Chatsworth House dari kejauhan |
Kami berlatar belakang Chatsworth House |
Sayangnya
kami tidak punya waktu lebih lama. Chatsworth House hanya menjadi bagian tersingkat
dari cerita tentang Edensor. Saya dan suami hanya sempat berfoto di sekitar
rumah megah itu saja. Itu pun dari jarak jauh. Agar sempat melihat Edensor,
kami segera melanjutkan berjalan kaki.
Welcome
to Edensor, desa mungil yang memesona
Edensor adalah sebuah desa yang
terletak di wilayah Peak District, Sheffield. Menara Gereja St. Peter yang
merupakan landmark desa Edensor menjadi
pemandu arah kami. Melalui jalan setapak yang membelah perbukitan akhirnya
menghantarkan saya dan suami ke depan gerbang Edensor. Sungguh! Desa di lereng
bukit Derbyshire ini memang indah dan memikat. Meskipun masih banyak desa-desa cantik
lainnya yang ada di Inggris, Edensor tentu saja menjadi pelengkapnya.
Dua puluh menit menelusuri jalan ini |
Dan akhirnya mendekati Desa Edensor |
Kedatangan
kami seolah disambut oleh domba-domba gemuk yang ramah. Saya tak ingin membuang
kesempatan untuk berpose bersama domba-domba cantik yang bebas berkeliaran di
depan desa Edensor. Setelah itu, saya dan suami memasuki desa melalui pintu
gerbang yang terbuka ramah bagi pengunjungnya.
Disambut Shaun the sheep :) |
Gerbang Desa Edensor |
Ada
dua arah jalan saat ingin menelusuri Desa Edensor. Jalan yang di sebelah kiri
Gereja St. Peter akan melewati area pemakanan dan berakhir di jalan buntu.

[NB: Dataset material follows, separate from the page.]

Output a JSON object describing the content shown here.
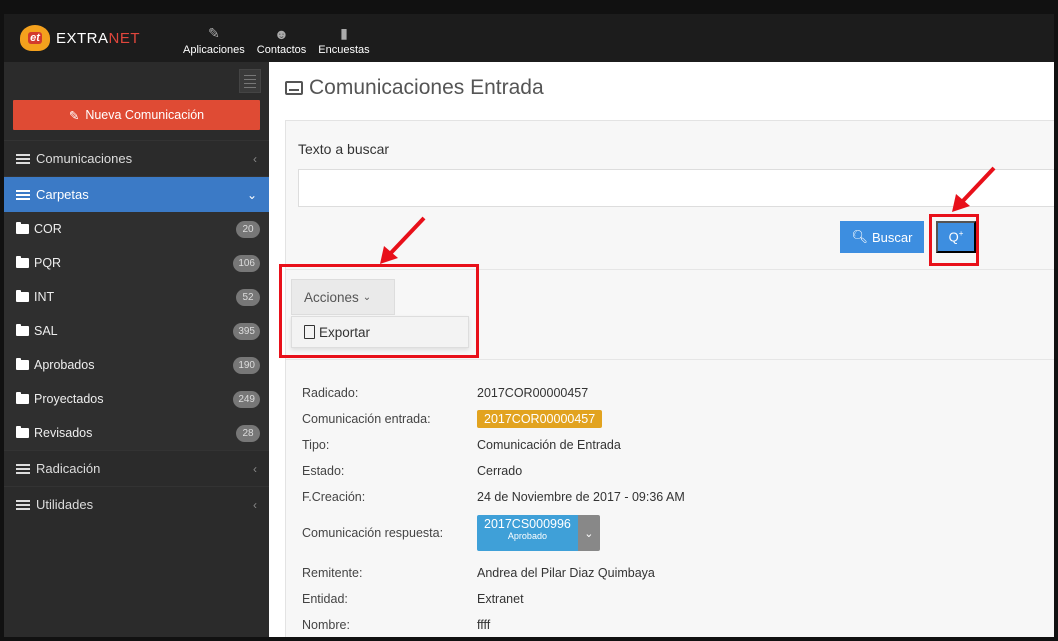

Sementara jalan di sebelah kanan gereja adalah jalan yang akan membawa kami
menuju pemandangan yang menakjubkan.
Pilih kiri atau kanan? |
Kedatangan kami bertepatan dengan
akhir musim panas dan menjelang musim gugur. Desa Edensor menjadi tampak
menawan dengan pepohonannya yang masih menyisakan warna kemerahan pada
daun-daunnya. Rumah-rumah petani terbuat dari batu tanpa cat dengan atap kayu
berdiri kokoh melengkapi keindahan alam Edensor.
Mengawali pandangan dengan permulaan yang indah |
Keindahan, ketenangan, dan kenyamanan berpadu serasi |
“Ensor”, begitu cara mengucapkan
Edensor. Cara pengucapan itu pula yang saya pakai saat bertanya pada sopir bus.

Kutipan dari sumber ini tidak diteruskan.